Saturday, April 20, 2013

Abuse vs. Discipline

Abuse vs. Discipline


Abuse: There is no control; no respect; no regard for a person's health, well being, or their feelings. Abuse tears down a person and degrades them.

Discipline: Exercises control, has respect for a person, holds a person's health and well being in high regard. Discipline cares about how a person feels, and discipline builds a person up and encourages them to do good.

Here are examples:

Abuse: "What is wrong with you?"
Discipline: "What is wrong with what you did?"

In this example, saying "What is wrong with you?" degrades and tears down a person, you are attacking a person by saying that. Saying "What is wrong with what you did?" attacks the sin, and it only tears down the sin without tearing down the person.


Abuse: "You are no good!" "You are stupid!" "You are nothing but an imbysall!"

Discipline: "What you did was no good!" "What you did can cause problems!"

In this example, when you say "You are no good!", "You are stupid!", or "You are nothing but an Imbysall!", you are attacking the person. You are saying that the person is no good, you are also saying that the person is stupid or that the person is an imbysall. This tears down a person and does nothing to build them up. When you say "What you did was no good!" or "What you did can cause problems!", you are addressing their sin, and you are attacking the sin and not the person.

Abuse: Excessive physical punishment, has no regard for the person's health or well being. Many times harm is done, along with excessive pain. The person dishing out the punishment does not care how much harm they do to the other person and causing harm to a person shows no respect for their body.

Discipline: Physical punishment can be used to inflict a sting to produce repentance, but that punishment does not cause harm, and it is controlled. The person dishing out the punishment has a high regard on the other person's health and well being, and uses a punishment that will sting but not cause harm. The person giving the punishment carefully chooses the punishment and makes sure that the punishment does not harm the person they are punishing.

Whenever you cause harm to a person, or inflict a punishment that can have a potential of harm (example: ear pulling can cause permanent hearing loss in that ear, or hitting in the head can cause a lifetime of problems ranging from early dimensia to being blind) it causes resentment in the child, and you are not showing love by doing that. If you truly loved your child, you would avoid doing things that can cause harm, especially things that can permanently harm your child. When you discipline a child, you show love to that person and it is done to instruct the person by making them want to repent and to learn what is right. You will be respected when you discipline and not abuse.


Abuse: "I don't care how you feel!", "It is my way or the highway!", "There is something wrong with the way you feel!", "You should not feel that way!", "You have no right to feel that way!", "Why are you not over that yet?" or punishing a person for feeling the way they do.

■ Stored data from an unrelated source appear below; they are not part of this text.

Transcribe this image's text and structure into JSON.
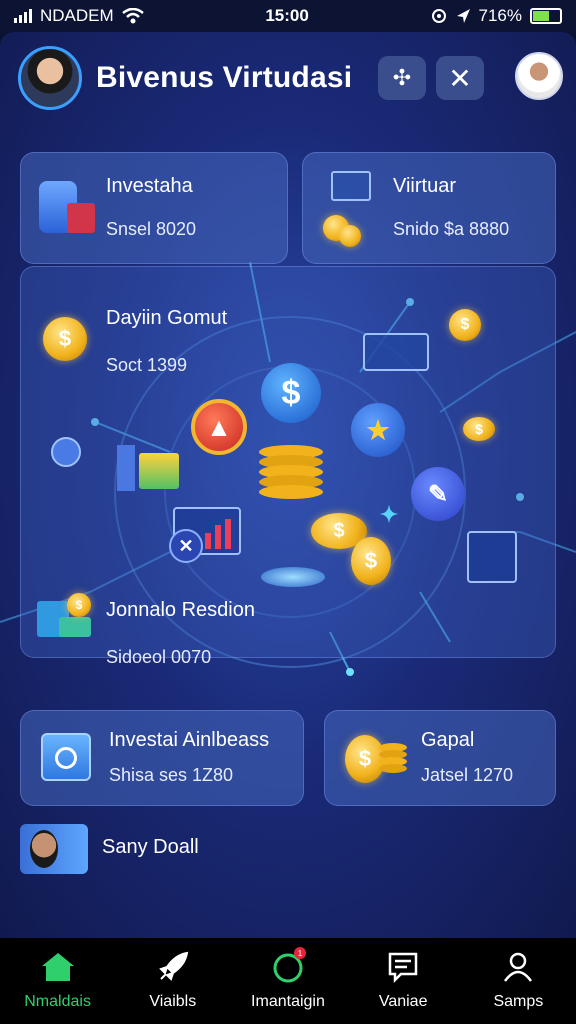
{
  "status_bar": {
    "carrier": "NDADEM",
    "time": "15:00",
    "battery": "716%",
    "battery_level": 0.62,
    "icons": [
      "signal-icon",
      "wifi-icon",
      "alarm-icon",
      "location-icon",
      "battery-icon"
    ]
  },
  "header": {
    "title": "Bivenus Virtudasi",
    "grid_button_icon": "apps-icon",
    "close_button_icon": "close-icon"
  },
  "cards": {
    "top_left": {
      "title": "Investaha",
      "subtitle": "Snsel 8020"
    },
    "top_right": {
      "title": "Viirtuar",
      "subtitle": "Snido $a 8880"
    },
    "hero_top": {
      "title": "Dayiin Gomut",
      "subtitle": "Soct 1399"
    },
    "hero_bottom": {
      "title": "Jonnalo Resdion",
      "subtitle": "Sidoeol 0070"
    },
    "bottom_left": {
      "title": "Investai Ainlbeass",
      "subtitle": "Shisa ses 1Z80"
    },
    "bottom_right": {
      "title": "Gapal",
      "subtitle": "Jatsel 1270"
    }
  },
  "profile_row": {
    "name": "Sany Doall"
  },
  "colors": {
    "accent_green": "#2fd06b",
    "card_bg": "#4668be",
    "coin_gold": "#f1b21b",
    "background": "#111a4f"
  },
  "nav": [
    {
      "label": "Nmaldais",
      "icon": "home-icon",
      "active": true
    },
    {
      "label": "Viaibls",
      "icon": "rocket-icon",
      "active": false
    },
    {
      "label": "Imantaigin",
      "icon": "circle-icon",
      "active": false,
      "badge": "1"
    },
    {
      "label": "Vaniae",
      "icon": "message-icon",
      "active": false
    },
    {
      "label": "Samps",
      "icon": "user-icon",
      "active": false
    }
  ]
}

Discipline: "I care about how you feel!", "You can talk to me anytime!", "I will pray for you!", "I care about you!", "It is not easy doing the right thing and sometimes it hurts, but I will support you when you do right!", or "If we follow our feelings all the time, it can lead us to do wrong, it is better to obey the Bible and do right!"

If you do not care about how a person feels, have the my way or the highway attitude, or belittle a person's feelings by making them feel that they should not feel the way they do, you may shut off all communications with that person and cause them to never trust you again. It may cause a person to bottle everything up inside and create many other problems in their lives. When you listen to a person, and show regard to their feelings, you open up communication and trust in their lives. They feel more free to share their feelings and vent rather than bottling it all up.


Abuse: Slandering a person, gossipping, or when a person tells you something out of confidence, you go and tell everyone else what they wanted to be kept secret. Taking what a person says and twisting it to make a person looks bad to others.

Discipline: Gently restoring a person with the Bible when they express their struggles. When they share something in confidence, you keep it between you and that person and do not share without that person's permission. You listen to the person and have high regard and respect for them.

Once you betray a person's trust, you may cause that person to never trust you again. You can betray a person's trust and deeply hurt them by slandering and gossiping about them, or when you tell others things they told you in confidence. By doing this, you have closed off all communications with that person. If you gently restore a person when they express their struggles, and hold a high regard for them, and keep confidences, you open communications with that person and you build relationships with them.

Abuse: Making a public display of a child's misbehavior, telling the world about their faults. Punishing or yelling at them in front of everyone else.

Discipline: Dealing with the child one on one with their misbehavior.

Making a public display of their misbehavior, telling the world about their faults or punishing them in front of others often degrades them. It can set them up for further abuse and bullying from the others who they were addressed in front of and it promotes gossip and slander which also deeply hurts the person and promotes others to sin. Dealing with them one on one saves a lot of gossip and slander, and shows respect for the person. A person will feel loved and respected when being addressed one on one rather than being done in public. If a person is addressed in public, they will be resentful.

If a Christian brother sins and does not repent, there are steps involved, first, address them one on one, then if they refuse to repent, take another brother, then take it to the church if they still do not repent. Many times churches abuse people by publically addressing their sins without seeing them in private first.